Much of the literature on edibles says that people describe the high as more throughout the body than a straight “head high” that is more common to smoking. The effects of edibles can last a few hours to up to twelve depending on the dose and other factors such as what else you consumed.
If you’re just starting out, it is best to consume edibles without alcohol and to understand that food acts as a carrier to THC unlike how it acts as somewhat of a barrier to alcohol absorption. Even so, experts recommend eating a meal then trying your first edible rather than eating one on an empty stomach.
If you are looking for a different kind of effect – such as anti-nausea – edibles higher in the cannabinoid CBD could provide more of the medicinal effects you’re seeking. Keep in mind that some edibles are “oral” like a mint, lollipop or tincture versus “digestible” such as brownies, cookies, chocolates, and other foods. The effects of THC-infused oral edibles can come on much more quickly when absorbed through your mouth.
ATTENTION: Keeping your edibles/medibles away from children can be a challenge, especially those of the sugary variety like cookies, brownies, gummies and lollipops. Do not treat them like ordinary food or candy, but instead, keep them in a locked box or stashbag. Also consider purchasing and adding warning decals on the packaging, then teach your children the meaning of the symbols – that the contents are medicine for adults only. Use the same instructions you use for medicine in your medicine cabinet.
Dosages or Dosing
Edibles affect everyone differently, especially when you first consume them. A challenge of making edibles is the difficulty controlling the dosage. Most “home” methods for decarboxylation do not produce exact dosages of THC. Even professional cooking methods require consistent production and frequent testing. Different brands, as well as different foods, can produce varying effects.
Look for products with clear labeling. States that have legalized cannabis for medicinal or recreational purposes enforce testing and labeling to protect consumers. Even with products from trusted brands and specific information about doses, there are many other variables that can change your experiences with edibles.

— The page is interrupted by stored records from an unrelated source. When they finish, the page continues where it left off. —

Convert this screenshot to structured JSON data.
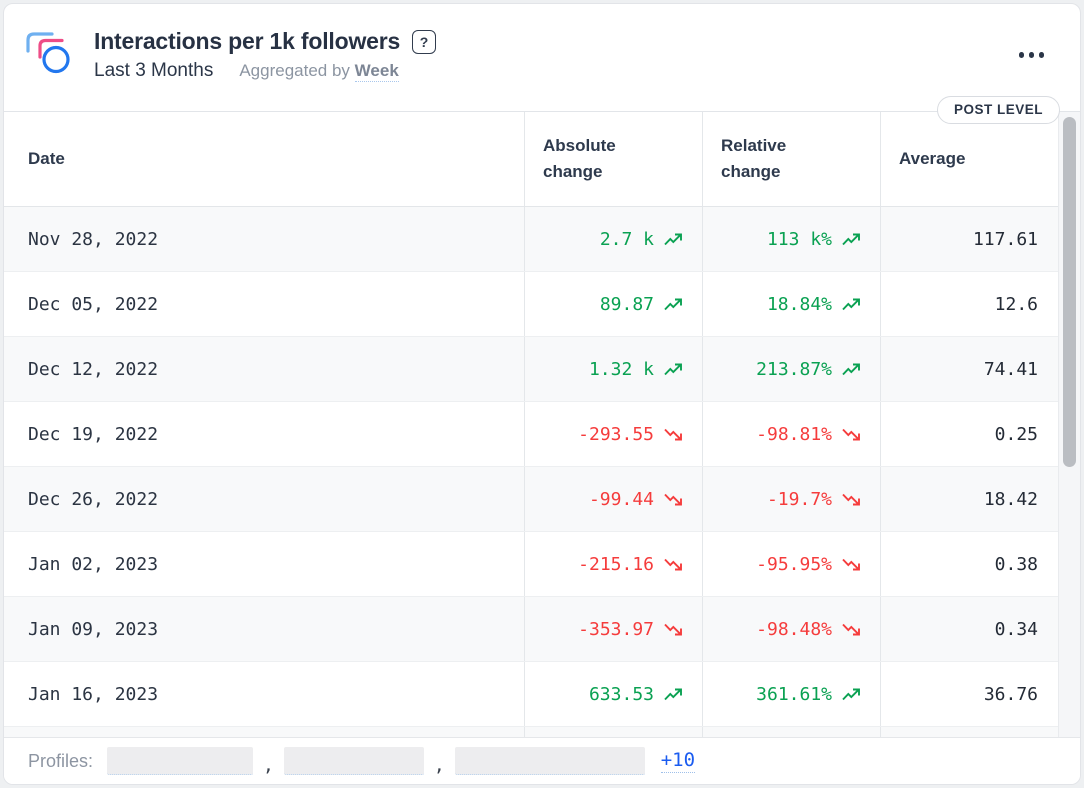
{
  "header": {
    "title": "Interactions per 1k followers",
    "help_icon": "?",
    "date_range": "Last 3 Months",
    "aggregation_prefix": "Aggregated by",
    "aggregation_value": "Week"
  },
  "badge": {
    "label": "POST LEVEL"
  },
  "table": {
    "columns": [
      "Date",
      "Absolute change",
      "Relative change",
      "Average"
    ],
    "rows": [
      {
        "date": "Nov 28, 2022",
        "absolute": "2.7 k",
        "relative": "113 k%",
        "trend": "up",
        "average": "117.61"
      },
      {
        "date": "Dec 05, 2022",
        "absolute": "89.87",
        "relative": "18.84%",
        "trend": "up",
        "average": "12.6"
      },
      {
        "date": "Dec 12, 2022",
        "absolute": "1.32 k",
        "relative": "213.87%",
        "trend": "up",
        "average": "74.41"
      },
      {
        "date": "Dec 19, 2022",
        "absolute": "-293.55",
        "relative": "-98.81%",
        "trend": "down",
        "average": "0.25"
      },
      {
        "date": "Dec 26, 2022",
        "absolute": "-99.44",
        "relative": "-19.7%",
        "trend": "down",
        "average": "18.42"
      },
      {
        "date": "Jan 02, 2023",
        "absolute": "-215.16",
        "relative": "-95.95%",
        "trend": "down",
        "average": "0.38"
      },
      {
        "date": "Jan 09, 2023",
        "absolute": "-353.97",
        "relative": "-98.48%",
        "trend": "down",
        "average": "0.34"
      },
      {
        "date": "Jan 16, 2023",
        "absolute": "633.53",
        "relative": "361.61%",
        "trend": "up",
        "average": "36.76"
      }
    ]
  },
  "footer": {
    "label": "Profiles:",
    "redacted_profile_count": 3,
    "separator": ",",
    "more_label": "+10"
  },
  "colors": {
    "positive": "#0aa152",
    "negative": "#f53c3c",
    "link": "#1b5cf0",
    "navy": "#2b3648",
    "logo_lightblue": "#6fb0f0",
    "logo_pink": "#ee4d87",
    "logo_blue": "#2277ee"
  }
}
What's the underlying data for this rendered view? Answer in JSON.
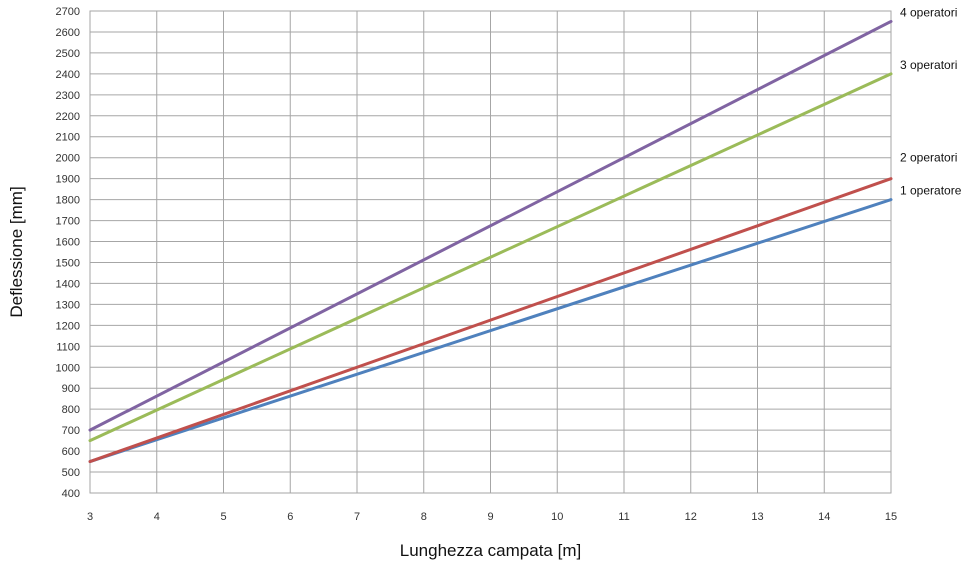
{
  "chart_data": {
    "type": "line",
    "title": "",
    "xlabel": "Lunghezza campata [m]",
    "ylabel": "Deflessione [mm]",
    "xlim": [
      3,
      15
    ],
    "ylim": [
      400,
      2700
    ],
    "x_ticks": [
      3,
      4,
      5,
      6,
      7,
      8,
      9,
      10,
      11,
      12,
      13,
      14,
      15
    ],
    "y_ticks": [
      400,
      500,
      600,
      700,
      800,
      900,
      1000,
      1100,
      1200,
      1300,
      1400,
      1500,
      1600,
      1700,
      1800,
      1900,
      2000,
      2100,
      2200,
      2300,
      2400,
      2500,
      2600,
      2700
    ],
    "grid": true,
    "legend": "line-end labels",
    "series": [
      {
        "name": "1 operatore",
        "color": "#4f81bd",
        "x": [
          3,
          15
        ],
        "values": [
          550,
          1800
        ]
      },
      {
        "name": "2 operatori",
        "color": "#c0504d",
        "x": [
          3,
          15
        ],
        "values": [
          550,
          1900
        ]
      },
      {
        "name": "3 operatori",
        "color": "#9bbb59",
        "x": [
          3,
          15
        ],
        "values": [
          650,
          2400
        ]
      },
      {
        "name": "4 operatori",
        "color": "#8064a2",
        "x": [
          3,
          15
        ],
        "values": [
          700,
          2650
        ]
      }
    ]
  }
}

A good time to try an edible is after dinner and hours before bedtime. You can feel the effects in time and will probably have a relaxing evening and a good night’s sleep. Consider keeping a journal to document the types of edibles you try, their dosages and their effects to find the right edibles for you.
As with any substance you consume that affects your brain and body, don’t get behind the wheel. Enjoy the effects and benefits of cannabis in a safe and responsible manner.